Right Care.  Every Patient.  Every Time.




o   What if I don’t have a Vital Sign (ie: Crash card or pain scale not indicated)?

§  Use the UTO button and select which vital signs are not indicated. 


o   Where should I document my ECG?

§  This should be in the vital sections under ECG using Type and Rhythm.  Any time that an ECG is performed this should be completed.


o   When I upload the monitor it is making me fill out the Cardiac Arrest Form?

§  Be sur that when you upload to select “Exclude QCPR” data unless CPR was performed.


o   How can I see the ECG after import?

§  Click on the little heart next to the line.




o   When do we use the ALS Assessment button?

§  This is used when the run is dispatch as ALS (A-Code) and is transported BLS, the paramedic should document why the patient is not ALS. 


o   Why is there no Epinephrine 1:1000 or 1:10000?

§  This is a request we have made to ESO to correct and should be in an upcoming release.  Epinephrine 1:1 = Epinephrine 1:1000 and Epinephrine 1:10 = Epinephrine 1:10000




o   Please be sure to use this section to complete a full primary and secondary survey




o   Why is the Primary Impression list limited?

§  This list is provided by NEMSIS, using ICD-10, and was reviewed by our doctors. 


o   Why are we only allowed five Signs/Symptoms?
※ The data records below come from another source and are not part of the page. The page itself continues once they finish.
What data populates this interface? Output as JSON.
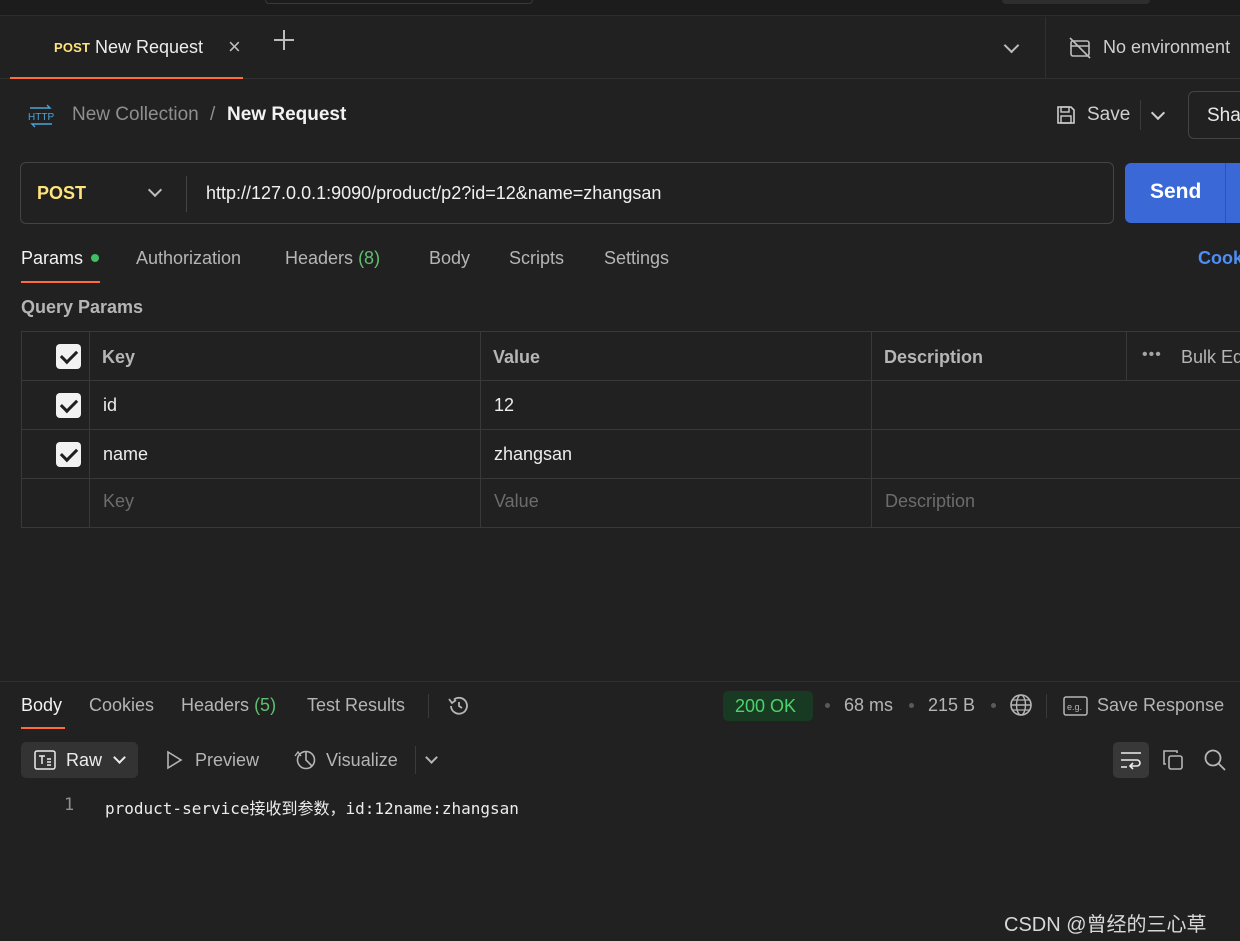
{
  "tab": {
    "method": "POST",
    "title": "New Request",
    "close": "×"
  },
  "environment": {
    "label": "No environment"
  },
  "breadcrumb": {
    "collection": "New Collection",
    "separator": "/",
    "current": "New Request"
  },
  "actions": {
    "save": "Save",
    "share": "Sha"
  },
  "request": {
    "method": "POST",
    "url": "http://127.0.0.1:9090/product/p2?id=12&name=zhangsan",
    "send": "Send"
  },
  "request_tabs": {
    "params": "Params",
    "authorization": "Authorization",
    "headers": "Headers",
    "headers_count": "(8)",
    "body": "Body",
    "scripts": "Scripts",
    "settings": "Settings",
    "cookies": "Cook"
  },
  "query_params": {
    "label": "Query Params",
    "columns": {
      "key": "Key",
      "value": "Value",
      "description": "Description",
      "bulk_edit": "Bulk Ed"
    },
    "rows": [
      {
        "key": "id",
        "value": "12",
        "description": ""
      },
      {
        "key": "name",
        "value": "zhangsan",
        "description": ""
      }
    ],
    "placeholder": {
      "key": "Key",
      "value": "Value",
      "description": "Description"
    }
  },
  "response": {
    "tabs": {
      "body": "Body",
      "cookies": "Cookies",
      "headers": "Headers",
      "headers_count": "(5)",
      "test_results": "Test Results"
    },
    "status": "200 OK",
    "time": "68 ms",
    "size": "215 B",
    "save_response": "Save Response",
    "format": "Raw",
    "preview": "Preview",
    "visualize": "Visualize",
    "lines": [
      {
        "num": "1",
        "text": "product-service接收到参数，id:12name:zhangsan"
      }
    ]
  },
  "watermark": "CSDN @曾经的三心草",
  "colors": {
    "accent": "#ff6c37",
    "post": "#ffe47e",
    "send": "#3a68d6",
    "ok": "#4cd26a"
  }
}
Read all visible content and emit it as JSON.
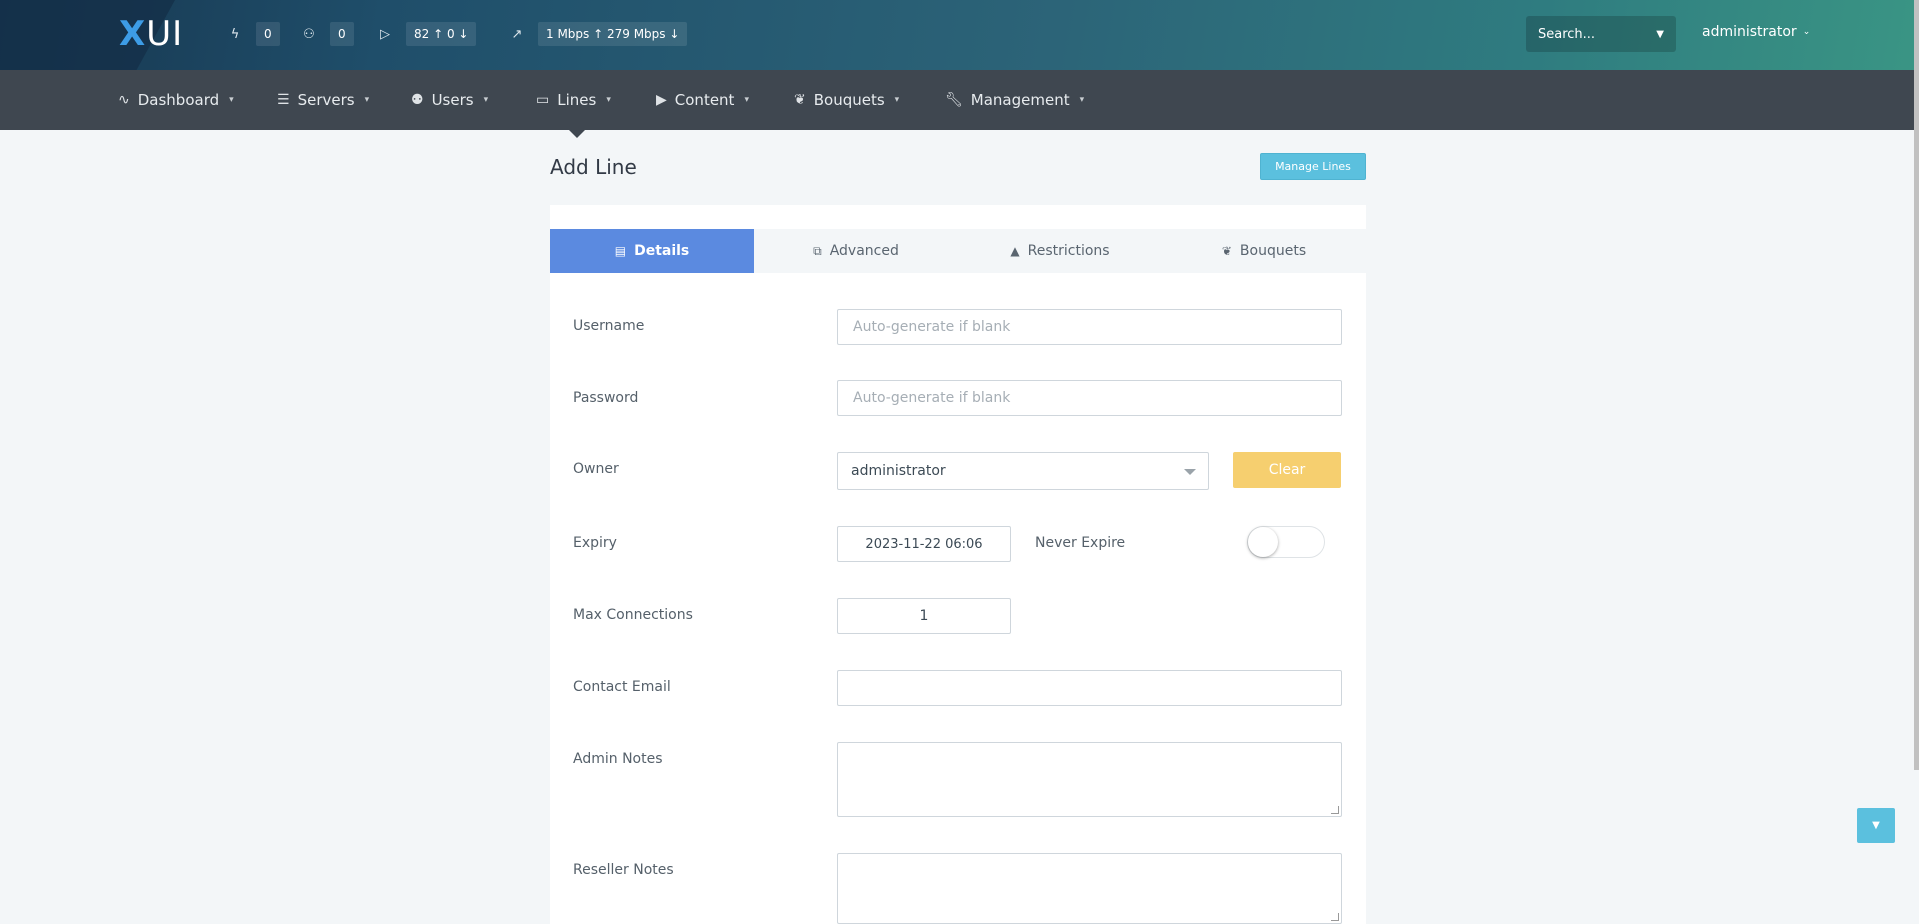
{
  "header": {
    "logo_x": "X",
    "logo_rest": "UI",
    "stats": [
      {
        "icon": "bolt-icon",
        "value": "0"
      },
      {
        "icon": "users-icon",
        "value": "0"
      },
      {
        "icon": "play-icon",
        "value": "82 ↑  0 ↓"
      },
      {
        "icon": "trend-icon",
        "value": "1 Mbps ↑   279 Mbps ↓"
      }
    ],
    "search_placeholder": "Search...",
    "user": "administrator"
  },
  "nav": {
    "items": [
      {
        "label": "Dashboard"
      },
      {
        "label": "Servers"
      },
      {
        "label": "Users"
      },
      {
        "label": "Lines"
      },
      {
        "label": "Content"
      },
      {
        "label": "Bouquets"
      },
      {
        "label": "Management"
      }
    ]
  },
  "page": {
    "title": "Add Line",
    "manage_button": "Manage Lines"
  },
  "tabs": [
    {
      "label": "Details",
      "active": true
    },
    {
      "label": "Advanced"
    },
    {
      "label": "Restrictions"
    },
    {
      "label": "Bouquets"
    }
  ],
  "form": {
    "username_label": "Username",
    "username_placeholder": "Auto-generate if blank",
    "password_label": "Password",
    "password_placeholder": "Auto-generate if blank",
    "owner_label": "Owner",
    "owner_value": "administrator",
    "clear_button": "Clear",
    "expiry_label": "Expiry",
    "expiry_value": "2023-11-22 06:06",
    "never_expire_label": "Never Expire",
    "never_expire_on": false,
    "max_connections_label": "Max Connections",
    "max_connections_value": "1",
    "contact_email_label": "Contact Email",
    "contact_email_value": "",
    "admin_notes_label": "Admin Notes",
    "admin_notes_value": "",
    "reseller_notes_label": "Reseller Notes",
    "reseller_notes_value": ""
  },
  "colors": {
    "accent_tab": "#5b8ae0",
    "info_button": "#5bc0de",
    "warning_button": "#f6cf6f",
    "nav_bg": "#3f4750"
  }
}
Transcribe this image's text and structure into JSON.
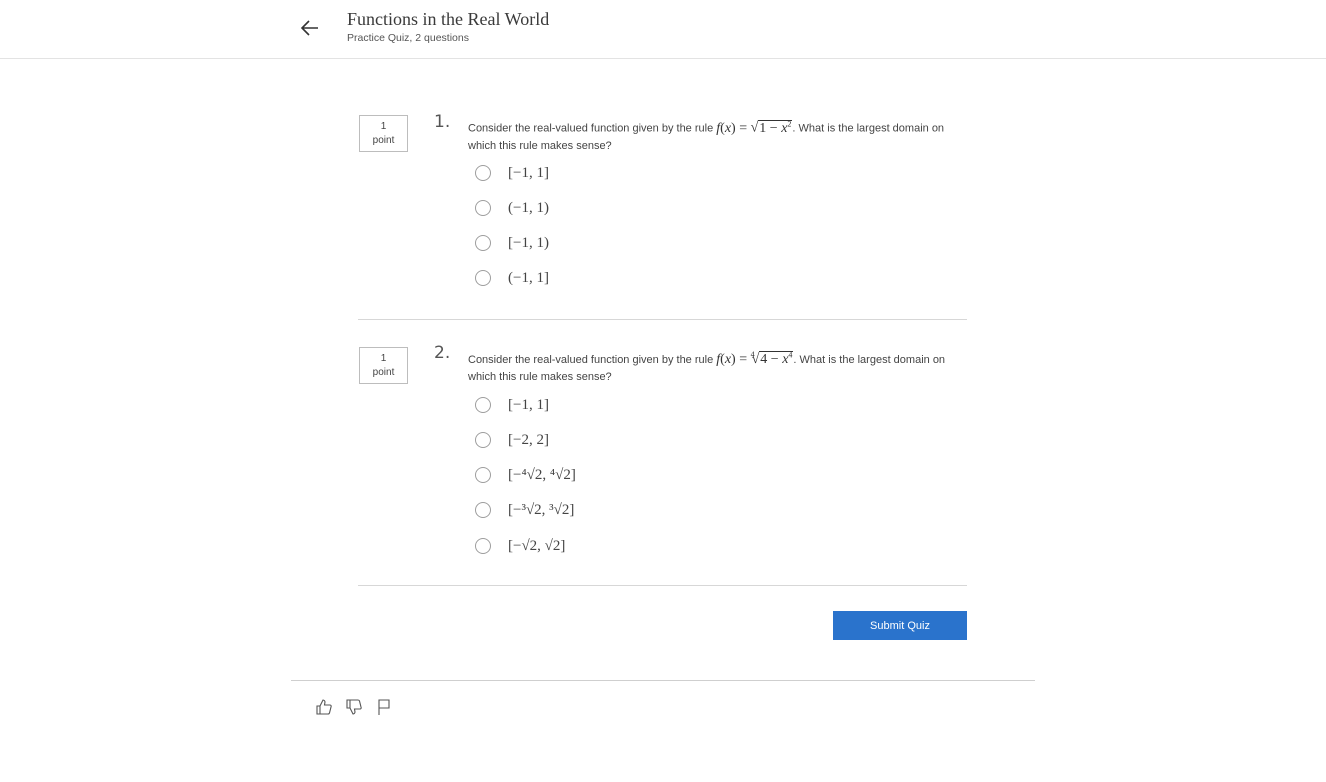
{
  "header": {
    "title": "Functions in the Real World",
    "subtitle": "Practice Quiz, 2 questions",
    "back_icon": "arrow-left-icon"
  },
  "questions": [
    {
      "number": "1.",
      "points_value": "1",
      "points_unit": "point",
      "prompt_before": "Consider the real-valued function given by the rule",
      "prompt_after": ". What is the largest domain on which this rule makes sense?",
      "options": [
        "[−1, 1]",
        "(−1, 1)",
        "[−1, 1)",
        "(−1, 1]"
      ]
    },
    {
      "number": "2.",
      "points_value": "1",
      "points_unit": "point",
      "prompt_before": "Consider the real-valued function given by the rule",
      "prompt_after": ". What is the largest domain on which this rule makes sense?",
      "options": [
        "[−1, 1]",
        "[−2, 2]",
        "[−⁴√2, ⁴√2]",
        "[−³√2, ³√2]",
        "[−√2, √2]"
      ]
    }
  ],
  "submit_label": "Submit Quiz",
  "footer_icons": [
    "thumbs-up-icon",
    "thumbs-down-icon",
    "flag-icon"
  ]
}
§  This is a limitation within in the software that we have asked ESO to address.  Please take the time to look through this list to find all the variables


o   Why do we have to enter Final Patient Acuity?

§  This is a NEMSIS and State data point.

·      Critical (Red) = Emergent Transport

·      Emergent (Yellow) = ALS Patient

·      Lower Acuity (Green) = BLS Patient

·      Dead Without Resuscitation Efforts (Black) = DOA


Indianapolis EMS

Right Care.  Every Patient.  Every Time.




o   When do I use the Acute Coronary Syndrome Form?

§  This should be used for any suspected MI patient.  If the patient is believed to be having a STEMI then 12-Lead section should be filled out.


o   When do I use the CPR-Cardiopulmonary Resuscitation Form?

§  This should be used on ALL patients in Cardiac Arrest patients.  We are working through a few issues with this form relating to the initial rhythm portion.  This document will be updated as we know more.




o   What do I mark if the patient does not have insurance or their card is not available?

§  The Method of Payment should be marked as Self Pay.

o   What if they patient has Medicare and Medicaid which do I mark in Method of Payment?

§  This is their primary method, a hint from our billing company is that Medicaid is always the last method of payment.




o   What signatures do I need to get?

§  The patient signature is the most important signature and should be captured in the third section CUSTOM DOCUMENTS > BILLING SIGNATURES and NOT in the first section Billing Authorization.


o   Where does the ED Staff sign?

§  It is recommended we get a staff signature on our patients as well and this is obtained in Standard Signatures > Facility Signatures.   Be sure to type in the person’s name and title.